“All right!” said Karlin. “Good work, Bull! Beat it, now!”
The man turned, and left the room. Billy Kane heard him step across the yard, heard him climb the fence, heard Karlin within the room close the shuttered French doors—but this time Billy Kane made no movement, save that there was a curious twitching of his face muscles as his jaws locked together. All the bald, hellish brutality of the scheme was beginning to take form now in his mind. It was a plant, all of it, the letter, the will; a plant with the devil’s stamp of ingenuity upon it—and it was the man who had just gone from the room, Bull McCann, who had passed him on that black stairway from the basement in Merxler’s home!
Karlin was laughing in a viciously jubilant way, as he came back to the ex-croupier’s side.
“Fifty thousand dollars!” said Karlin, as he thrust the securities into the inside pocket of his coat, and patted the pocket complacently. “Fifty thousand, Jerry, and all of it in Theodore Rodger’s name—I kept stalling the kid on the idea of transferring the securities into his own name—told him there was no hurry—that he could clip the coupons and get the dividend checks through all right, just the same. I was his attorney too—see? Works pretty smooth, eh, Jerry? Too bad you didn’t get a chance to have a look at that letter and the will! The Chipper did the job, and they’re the best pieces of forged penwork that were ever pulled in America! Some head the Rat’s got, I’ll give him credit for that—he worded the letter.

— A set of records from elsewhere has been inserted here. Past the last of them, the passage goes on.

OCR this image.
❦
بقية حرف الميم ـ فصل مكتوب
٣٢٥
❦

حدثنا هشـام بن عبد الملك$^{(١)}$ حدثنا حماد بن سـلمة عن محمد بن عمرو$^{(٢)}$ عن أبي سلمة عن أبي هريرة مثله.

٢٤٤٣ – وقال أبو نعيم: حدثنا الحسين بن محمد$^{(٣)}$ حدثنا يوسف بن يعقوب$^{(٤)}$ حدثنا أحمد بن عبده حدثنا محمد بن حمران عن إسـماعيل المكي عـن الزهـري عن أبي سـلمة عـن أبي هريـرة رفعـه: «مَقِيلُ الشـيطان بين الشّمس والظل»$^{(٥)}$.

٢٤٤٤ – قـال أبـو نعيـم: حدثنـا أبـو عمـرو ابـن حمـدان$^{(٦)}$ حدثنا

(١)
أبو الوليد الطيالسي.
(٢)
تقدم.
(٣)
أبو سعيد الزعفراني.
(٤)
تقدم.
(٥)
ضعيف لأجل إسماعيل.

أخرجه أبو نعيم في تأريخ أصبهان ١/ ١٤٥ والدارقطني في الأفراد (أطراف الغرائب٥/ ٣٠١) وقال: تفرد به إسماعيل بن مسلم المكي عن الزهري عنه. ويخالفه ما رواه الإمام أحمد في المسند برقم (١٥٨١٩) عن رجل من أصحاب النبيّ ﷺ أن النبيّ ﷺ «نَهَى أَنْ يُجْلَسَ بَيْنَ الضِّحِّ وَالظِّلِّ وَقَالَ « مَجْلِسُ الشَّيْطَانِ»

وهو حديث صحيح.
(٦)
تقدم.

It’s prima facie evidence that the kid was blowing the coin just as fast as he did when he came into his father’s money—and nobody’s surprised that most of it has gone up in smoke. And, besides that, it’s a confession. Well, what happens? Merxler is killed in a gambling brawl—at which nobody is surprised, either!—his safe is opened, the will is found, and with it that little hymn of hate against me, which accounts for what would otherwise have been a fool play in having kept the will. I am found to be the executor, empowered to transfer and sell, and administer the estate—and we find that all that’s left is about ten thousand—which is all I have to account for. I enter that as the value of the estate, split it up among the beneficiaries, and”—he chuckled softly—“I generously waive my claim to any share in the legacy on the score that the estate has been so hard hit. Neat little play, eh, Jerry? Well, after that, there’s nothing to it! My signature is legally good on any document, and little by little, here and there, we turn the fifty thousand into the long green—and pocket it. If it’s done quietly, a security or so at a time, no one would ever think of digging around to find out if it was one of those on the schedule filed by the estate. Feeling better, Jerry?”

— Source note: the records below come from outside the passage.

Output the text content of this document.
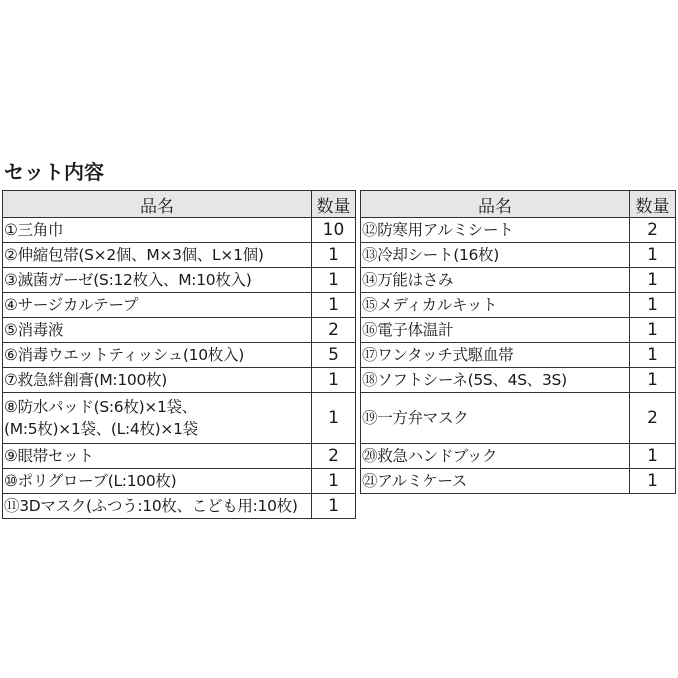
セット内容
品名	数量

①三角巾	10

②伸縮包帯(S×2個、M×3個、L×1個)	1

③滅菌ガーゼ(S:12枚入、M:10枚入)	1

④サージカルテープ	1

⑤消毒液	2

⑥消毒ウエットティッシュ(10枚入)	5

⑦救急絆創膏(M:100枚)	1

⑧防水パッド(S:6枚)×1袋、
(M:5枚)×1袋、(L:4枚)×1袋	1

⑨眼帯セット	2

⑩ポリグローブ(L:100枚)	1

⑪3Dマスク(ふつう:10枚、こども用:10枚)	1
品名	数量

⑫防寒用アルミシート	2

⑬冷却シート(16枚)	1

⑭万能はさみ	1

⑮メディカルキット	1

⑯電子体温計	1

⑰ワンタッチ式駆血帯	1

⑱ソフトシーネ(5S、4S、3S)	1

⑲一方弁マスク	2

⑳救急ハンドブック	1

㉑アルミケース	1
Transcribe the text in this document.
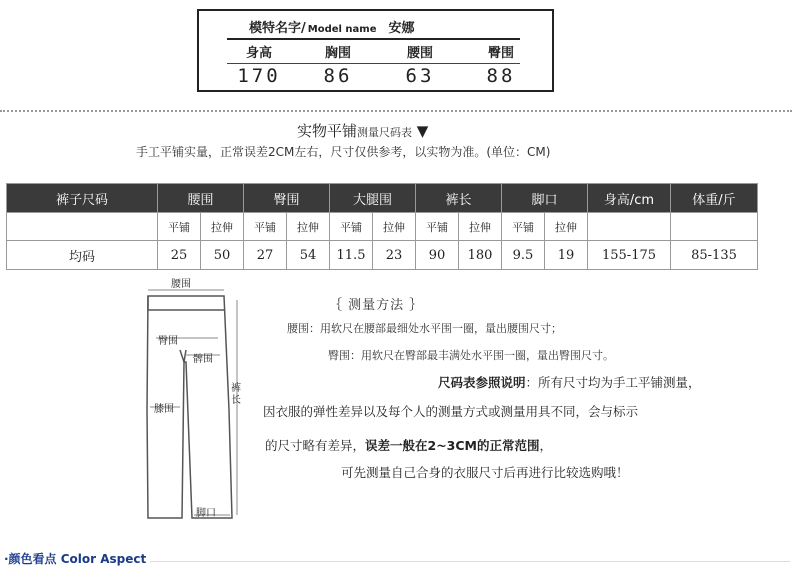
模特名字/ Model name 安娜
身高	胸围	腰围	臀围
170	86	63	88
实物平铺测量尺码表 ▼
手工平铺实量，正常误差2CM左右，尺寸仅供参考，以实物为准。(单位：CM)
裤子尺码	腰围		臀围		大腿围		裤长		脚口		身高/cm	体重/斤
	平铺	拉伸	平铺	拉伸	平铺	拉伸	平铺	拉伸	平铺	拉伸		
均码	25	50	27	54	11.5	23	90	180	9.5	19	155-175	85-135
腰围
臀围
髀围
膝围
裤长
脚口
｛ 测量方法 ｝
腰围：用软尺在腰部最细处水平围一圈，量出腰围尺寸；
臀围：用软尺在臀部最丰满处水平围一圈，量出臀围尺寸。
尺码表参照说明：所有尺寸均为手工平铺测量，
因衣服的弹性差异以及每个人的测量方式或测量用具不同，会与标示
的尺寸略有差异，误差一般在2~3CM的正常范围，
可先测量自己合身的衣服尺寸后再进行比较选购哦！
·颜色看点 Color Aspect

The ex-croupier walked over to the buffet, poured out for himself a stiff four fingers of whisky, and tossed off the neat spirit at a gulp. He forced an uneasy grin.
“I don’t often drink in business hours,” he said nervously. “But I’m not used to playing this high—maybe I’m a little shaky. Are you sure-fire on the witnesses to that will? Their signatures would have to be proved.”
“They’re the only things that are genuine,” said Karlin, with a malicious laugh. “We had two of our boys working around the hotel down on Long Island where Rodgers spent a month this spring, and where he is supposed to have written the will. They identify their signatures, and their story’s straight. Rodgers asked them to witness his signature to a paper, that’s all. He didn’t tell them what the paper was, and they didn’t know—see? If there’s any question crops up, the hotel proves that the two men were its employees at the time Rodgers was staying there.” He pulled out his watch again. “It’s ten o’clock!” he said brusquely. “Merxler ought to be showing up. I——”
The ex-croupier had suddenly laid a finger to his lips in caution. A knock was sounding on the hall door.
“Here he is now,” said the ex-croupier, in a lowered voice. “I told them to send him here as soon as he came.”
“All right, let him in,” instructed Karlin. “And tell the boys to drift along as soon as they like. It’s the man who cuts the first jack.”